In meinen Kopf will nicht rein, warum das mit unserer SPD nicht zu machen sein soll, zumal die SPD-Bundestagsfraktion noch im Sommer letzten Jahres ein "Positionspapier Tierschutz" veröffentlicht hat. Und in diesem Papier macht die SPD selbst die Forderung nach einer Tierschutz-Verbandsklage unmissverständlich auf. In acht sozialdemokratisch geführten oder mitregierten Bundesländern gibt ein solches Klagerecht bereits.
Ich bin also ganz optimistisch, dass es auch hier am Ende heißt „und sie bewegt sich doch“.
Aber ich möchte auch einen anderen Aspekt zum Volksbegehren anmerken.
Ja, über 100.000 Menschen in Brandenburg haben sich mit Ihrer Unterschrift für mehr Tierwohl ausgesprochen. Übrigens waren wir es die Linke die die Eintragungsmöglichkeiten erleichtert und des Wahlalter herabgesetzt hat. Wie gesagt, ein toller Erfolg, ohne Frage. Weit mehr Menschen aber, haben sich nicht dafür ausgesprochen.

Versteht mich nicht falsch. Ich will den Erfolg des Volksbegehrens nicht kleinreden.
Ich möchte aber die Augen dafür öffnen, dass wir uns hier auch ein Stückweit um ein Luxusproblem streiten. Es gibt in diesem Land Menschen, die haben ganz andere Sorgen. Die wissen nicht, wie sie ihren Kindern ein warmes Mittagessen bereiten sollen, die wissen nicht, ob sie die nächste Waschmaschinen-Reparatur bezahlen können, die wissen nicht, wo sie eine bezahlbare Wohnung finden können. Von daher ist ihnen – verständlicherweise – das „billige Fleisch“ näher, als das Wohl der Tiere.

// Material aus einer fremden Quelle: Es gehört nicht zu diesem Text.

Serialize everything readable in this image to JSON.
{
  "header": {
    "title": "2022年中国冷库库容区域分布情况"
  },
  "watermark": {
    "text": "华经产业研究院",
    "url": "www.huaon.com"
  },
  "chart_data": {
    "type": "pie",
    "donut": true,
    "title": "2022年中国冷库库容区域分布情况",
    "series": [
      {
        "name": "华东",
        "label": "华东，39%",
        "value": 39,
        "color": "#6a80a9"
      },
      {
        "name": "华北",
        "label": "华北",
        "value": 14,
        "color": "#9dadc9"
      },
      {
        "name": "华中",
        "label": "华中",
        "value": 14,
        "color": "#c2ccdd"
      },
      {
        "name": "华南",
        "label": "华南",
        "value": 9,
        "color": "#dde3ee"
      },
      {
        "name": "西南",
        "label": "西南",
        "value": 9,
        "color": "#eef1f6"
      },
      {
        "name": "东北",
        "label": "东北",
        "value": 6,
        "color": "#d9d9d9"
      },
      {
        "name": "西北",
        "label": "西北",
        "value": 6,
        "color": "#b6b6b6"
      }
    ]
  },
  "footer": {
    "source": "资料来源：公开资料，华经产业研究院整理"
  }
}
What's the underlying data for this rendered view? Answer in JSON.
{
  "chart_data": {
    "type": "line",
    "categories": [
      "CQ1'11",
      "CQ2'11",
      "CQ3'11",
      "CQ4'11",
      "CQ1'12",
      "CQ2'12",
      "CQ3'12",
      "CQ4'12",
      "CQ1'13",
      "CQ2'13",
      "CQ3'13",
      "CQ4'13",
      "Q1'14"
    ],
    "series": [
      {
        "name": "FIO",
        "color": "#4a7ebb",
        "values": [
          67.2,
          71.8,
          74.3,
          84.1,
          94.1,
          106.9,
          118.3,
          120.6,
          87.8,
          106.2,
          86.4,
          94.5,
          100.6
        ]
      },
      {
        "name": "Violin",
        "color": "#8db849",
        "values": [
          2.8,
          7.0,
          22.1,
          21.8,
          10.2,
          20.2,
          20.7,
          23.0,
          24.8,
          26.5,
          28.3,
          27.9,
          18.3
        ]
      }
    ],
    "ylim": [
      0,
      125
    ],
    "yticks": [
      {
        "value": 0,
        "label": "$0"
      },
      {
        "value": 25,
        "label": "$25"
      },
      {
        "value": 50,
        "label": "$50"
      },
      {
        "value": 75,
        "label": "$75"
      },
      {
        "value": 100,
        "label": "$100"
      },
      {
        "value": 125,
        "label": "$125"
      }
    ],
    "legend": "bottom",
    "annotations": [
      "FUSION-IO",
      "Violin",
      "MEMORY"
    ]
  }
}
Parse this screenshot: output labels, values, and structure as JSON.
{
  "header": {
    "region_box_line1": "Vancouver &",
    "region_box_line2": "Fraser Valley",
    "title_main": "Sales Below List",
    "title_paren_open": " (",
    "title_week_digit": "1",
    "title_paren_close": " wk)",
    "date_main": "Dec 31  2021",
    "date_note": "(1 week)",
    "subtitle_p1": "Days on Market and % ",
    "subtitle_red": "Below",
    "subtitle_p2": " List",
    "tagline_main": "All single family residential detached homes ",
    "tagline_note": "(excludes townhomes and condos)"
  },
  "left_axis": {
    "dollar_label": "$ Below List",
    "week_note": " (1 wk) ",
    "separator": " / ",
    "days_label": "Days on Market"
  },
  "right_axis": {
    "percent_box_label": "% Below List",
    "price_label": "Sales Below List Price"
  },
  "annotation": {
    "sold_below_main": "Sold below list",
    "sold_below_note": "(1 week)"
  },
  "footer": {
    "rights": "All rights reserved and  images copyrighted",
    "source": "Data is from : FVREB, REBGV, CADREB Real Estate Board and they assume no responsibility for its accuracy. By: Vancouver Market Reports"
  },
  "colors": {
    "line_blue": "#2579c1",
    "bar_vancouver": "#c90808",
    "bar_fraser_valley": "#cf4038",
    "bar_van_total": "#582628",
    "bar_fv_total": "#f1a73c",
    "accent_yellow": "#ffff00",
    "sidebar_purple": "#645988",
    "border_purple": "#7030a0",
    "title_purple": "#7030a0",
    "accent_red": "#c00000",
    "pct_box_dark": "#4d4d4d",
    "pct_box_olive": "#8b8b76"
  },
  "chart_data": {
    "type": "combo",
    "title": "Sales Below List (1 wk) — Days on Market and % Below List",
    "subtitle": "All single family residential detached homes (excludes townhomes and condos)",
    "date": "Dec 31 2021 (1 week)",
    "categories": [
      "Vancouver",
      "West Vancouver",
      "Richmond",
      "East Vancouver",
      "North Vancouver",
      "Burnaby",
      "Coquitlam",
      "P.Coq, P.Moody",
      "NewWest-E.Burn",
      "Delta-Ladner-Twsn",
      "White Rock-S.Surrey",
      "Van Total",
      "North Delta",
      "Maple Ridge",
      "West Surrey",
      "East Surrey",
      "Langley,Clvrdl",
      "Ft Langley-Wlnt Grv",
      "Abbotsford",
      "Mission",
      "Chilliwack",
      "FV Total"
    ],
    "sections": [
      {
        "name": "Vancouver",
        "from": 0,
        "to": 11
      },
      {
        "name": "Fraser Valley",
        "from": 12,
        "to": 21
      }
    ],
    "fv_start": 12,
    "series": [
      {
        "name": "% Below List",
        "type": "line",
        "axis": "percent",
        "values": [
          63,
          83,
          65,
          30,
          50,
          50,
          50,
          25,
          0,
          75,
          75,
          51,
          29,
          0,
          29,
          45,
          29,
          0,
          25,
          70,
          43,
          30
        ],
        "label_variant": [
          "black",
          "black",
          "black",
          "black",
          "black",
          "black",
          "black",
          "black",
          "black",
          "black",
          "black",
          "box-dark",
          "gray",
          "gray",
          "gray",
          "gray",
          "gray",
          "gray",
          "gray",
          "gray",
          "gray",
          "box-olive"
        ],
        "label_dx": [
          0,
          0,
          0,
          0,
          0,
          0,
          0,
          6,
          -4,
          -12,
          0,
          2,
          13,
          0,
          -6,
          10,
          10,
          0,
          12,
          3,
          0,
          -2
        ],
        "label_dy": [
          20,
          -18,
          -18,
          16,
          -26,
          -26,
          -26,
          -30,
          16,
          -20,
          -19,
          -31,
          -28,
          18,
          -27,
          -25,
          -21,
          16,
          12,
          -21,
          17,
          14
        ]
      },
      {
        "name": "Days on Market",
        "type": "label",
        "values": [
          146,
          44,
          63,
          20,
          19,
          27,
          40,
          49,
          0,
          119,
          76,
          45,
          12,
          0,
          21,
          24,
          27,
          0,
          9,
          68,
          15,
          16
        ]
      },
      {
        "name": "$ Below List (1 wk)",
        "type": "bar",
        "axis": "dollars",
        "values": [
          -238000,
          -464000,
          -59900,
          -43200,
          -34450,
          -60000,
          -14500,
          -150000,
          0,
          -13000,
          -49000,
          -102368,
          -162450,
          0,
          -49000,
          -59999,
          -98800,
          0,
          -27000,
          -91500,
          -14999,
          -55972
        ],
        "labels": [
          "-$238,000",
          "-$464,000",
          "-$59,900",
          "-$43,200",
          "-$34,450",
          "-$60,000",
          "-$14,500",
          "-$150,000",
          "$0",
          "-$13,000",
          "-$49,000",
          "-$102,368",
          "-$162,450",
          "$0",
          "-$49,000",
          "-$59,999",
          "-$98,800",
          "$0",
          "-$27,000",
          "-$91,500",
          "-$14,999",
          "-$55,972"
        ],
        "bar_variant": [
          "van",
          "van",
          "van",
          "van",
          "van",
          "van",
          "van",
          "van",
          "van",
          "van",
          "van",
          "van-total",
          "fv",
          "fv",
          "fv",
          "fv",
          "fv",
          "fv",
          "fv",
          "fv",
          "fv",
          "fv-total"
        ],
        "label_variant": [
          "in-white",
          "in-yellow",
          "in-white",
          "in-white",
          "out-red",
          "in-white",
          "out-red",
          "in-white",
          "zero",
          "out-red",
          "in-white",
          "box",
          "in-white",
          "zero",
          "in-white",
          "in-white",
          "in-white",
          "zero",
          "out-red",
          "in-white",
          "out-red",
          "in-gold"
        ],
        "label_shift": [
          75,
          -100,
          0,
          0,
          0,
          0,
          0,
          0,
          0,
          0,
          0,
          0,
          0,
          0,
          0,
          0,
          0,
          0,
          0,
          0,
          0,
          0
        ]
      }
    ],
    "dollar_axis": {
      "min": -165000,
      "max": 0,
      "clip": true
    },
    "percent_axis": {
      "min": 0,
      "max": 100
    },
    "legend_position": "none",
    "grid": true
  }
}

Liebe Genossinnen und Genossen,
dies sind natürlich die Themen, um die sich eine rot-rote Landesregierung auch und wahrscheinlich noch viel mehr kümmern muss und will. Und ich verstehe daher auch den einen oder anderen durchaus, der milde lächelt, wenn wir sagen, wir brauchen jetzt aber auch noch Geld für einen Tierschutzbeauftragten. Und schaut euch all diejenigen an, die seit Jahren gegen Altanschließer-Gebühren streiten. Ein Thema, bei dem wir als LINKE immer eine andere Auffassung hatten und schon seit Jahren mit der SPD über Kreuz liegen. Und übrigens nicht nur mit der SPD! Das Thema reicht ja noch zurück in einer Zeit, da trug auch die CDU Verantwortung in der Landesregierung. Das hat sie inzwischen leider wieder vergessen. Aber wir wissen es noch. Und wir wissen auch, wer von Anfang an gesagt hat „dieser Weg ist falsch, wir brauchen eine Verjährungs- oder Stichtagsregelung“. Das waren wir, liebe Genossinnen und Genossen!

Die Entscheidung des Bundesverfassungsgerichtes hat nun den Klägern Recht gegeben und damit eigentlich auch unsere langjährige Auffassung bestätigt. Hilft nur leider nix. Die Suppe, die uns SPD und CDU mit ihrer damaligen Sturheit eingebrockt haben, müssen nun wir mit auslöffeln, während sich die CDU in Unschuld wäscht, sondern sogar aufwiegelt.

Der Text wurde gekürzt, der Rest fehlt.